Again she looked directly at him. "Do you feel useful, Captain Madsen?"

"Useful?" he echoed. "Do I feel useful? I don't know. I can't tell anyone about my dreams. Even you feel repelled..."

He hesitated for a moment. Once again he felt he'd gone too far. It was unfair to blame the widow. After all, she'd listened to him without fleeing, as Anders Nørre had done. He gave her an apologetic look. She looked calmly back at him.

"None of us is superfluous, Captain Madsen."

"But, you just said..."

"I admit that I may sound pessimistic from time to time. When I think of this endless separation from my Carl, I feel I've lived too long. But when you've lived for too long and yet you can't die, then you have to invent reasons to go on. You're of no use, very well! That may be so, but only in your own eyes. There's always someone who needs you. It's just a question of finding out who."

Albert said nothing. He'd used almost exactly the same phrases when speaking to Mrs. Koch, when he told her of the loss of the Ruth, but he didn't feel that the words applied to him. He and Anna Egidia had different ways of looking at life. She'd found a purpose to it. He'd lost his, and in his opinion, that was that.

She leaned toward him.

"Listen," she said. "I happen to know a little boy in Snaregade. He lost his father not so long ago. He never knew his grandfather; the man died at sea long before he was born. He hardly ever sees the other men in his family because they're all sailors. His mother's from the island of Birkholm. She's an orphan, by the way, so there's no family to help out on her side. Don't you think a little boy like that might need someone to take him for a walk along the harbor, even take him rowing in a boat and get him used to the sea?"

"Yes, I'm sure he might," he replied, wondering what her point was.

Suddenly Anna Egidia smiled. It was a beautiful smile that made you forget her thin, bloodless lips. "And then there's you, Captain Madsen, an older, experienced sailor who complains that he's of no use to anyone." Her voice was teasing. She paused and gave him an encouraging look, as though expecting a reply.

"And then what?" he asked, slow on the uptake.

"You really have no idea what I'm talking about?"

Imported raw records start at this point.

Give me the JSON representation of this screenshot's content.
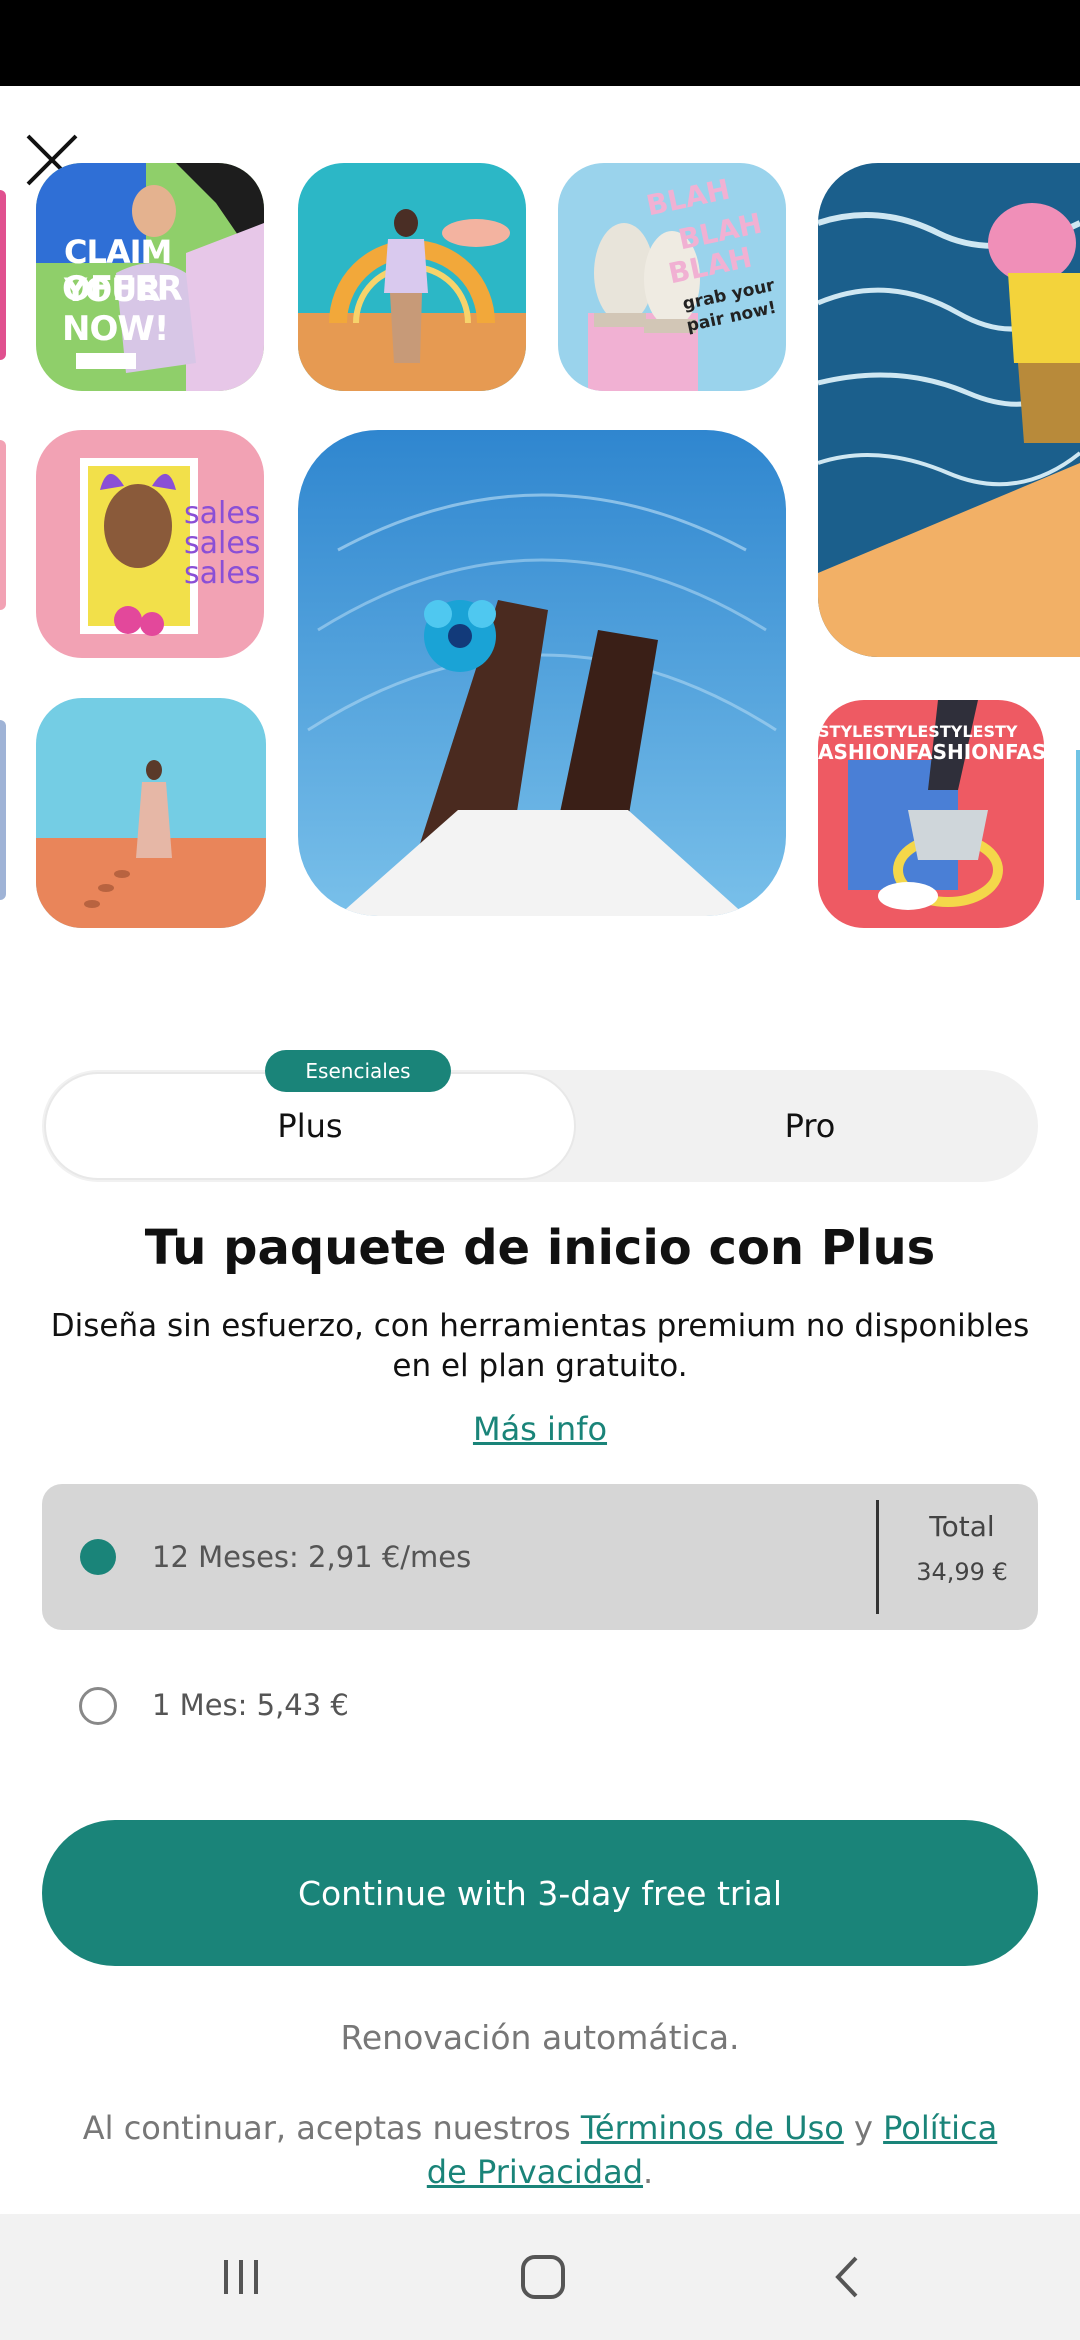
{
  "tiles": {
    "claim_line1": "CLAIM YOUR",
    "claim_line2": "OFFER NOW!",
    "blah1": "BLAH",
    "blah2": "BLAH",
    "blah3": "BLAH",
    "grab": "grab your",
    "pair": "pair now!",
    "sales1": "sales",
    "sales2": "sales",
    "sales3": "sales",
    "fashion1": "STYLESTYLESTYLESTY",
    "fashion2": "ASHIONFASHIONFASHI"
  },
  "plan_toggle": {
    "badge": "Esenciales",
    "plus": "Plus",
    "pro": "Pro",
    "selected": "Plus"
  },
  "offer": {
    "title": "Tu paquete de inicio con Plus",
    "subtitle": "Diseña sin esfuerzo, con herramientas premium no disponibles en el plan gratuito.",
    "more_info": "Más info"
  },
  "options": [
    {
      "label": "12 Meses: 2,91 €/mes",
      "total_label": "Total",
      "total_value": "34,99 €",
      "selected": true
    },
    {
      "label": "1 Mes: 5,43 €",
      "selected": false
    }
  ],
  "cta": "Continue with 3-day free trial",
  "renewal": "Renovación automática.",
  "legal": {
    "prefix": "Al continuar, aceptas nuestros",
    "terms": "Términos de Uso",
    "and": "y",
    "privacy": "Política de Privacidad",
    "suffix": "."
  },
  "colors": {
    "accent": "#1a8479",
    "selected_option_bg": "#d6d6d6",
    "toggle_bg": "#f1f1f1"
  },
  "icons": {
    "close": "close-icon",
    "recents": "recents-icon",
    "home": "home-icon",
    "back": "back-icon"
  }
}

Her sunken face grew almost round from smiling. Albert shook his head. He felt dim-witted. She was playing games with him.

"I imagine that you might be the man who would take a little boy by the hand and go rowing with him in your boat."

"But I don't even know the family. I can't just turn up and impose."

"I assure you that the boy's mother won't think you're imposing at all. She'll be both grateful and honored."

"I've absolutely no experience of children."

He made his voice brusque to mask his confusion. He felt betrayed. She'd laid a trap for him and he'd walked right into it. In a moment of weakness, of unbearable loneliness, he'd opened up to another human being. He'd been under the impression that they were two old people talking about their lives. When old men met, they talked about the sea—but he had an inner life he couldn't share with anybody. He'd shared it with her. But behind what he had taken to be her sympathy, there'd been a hidden agenda, which she'd now revealed. He was just a pawn in her charity work.

As he stood up to take his leave, it wasn't the boy he was rejecting. It was her.

"Don't you want to know his name?" she asked, as she showed him out into the hall.

"No," he said, "it's of no interest to me."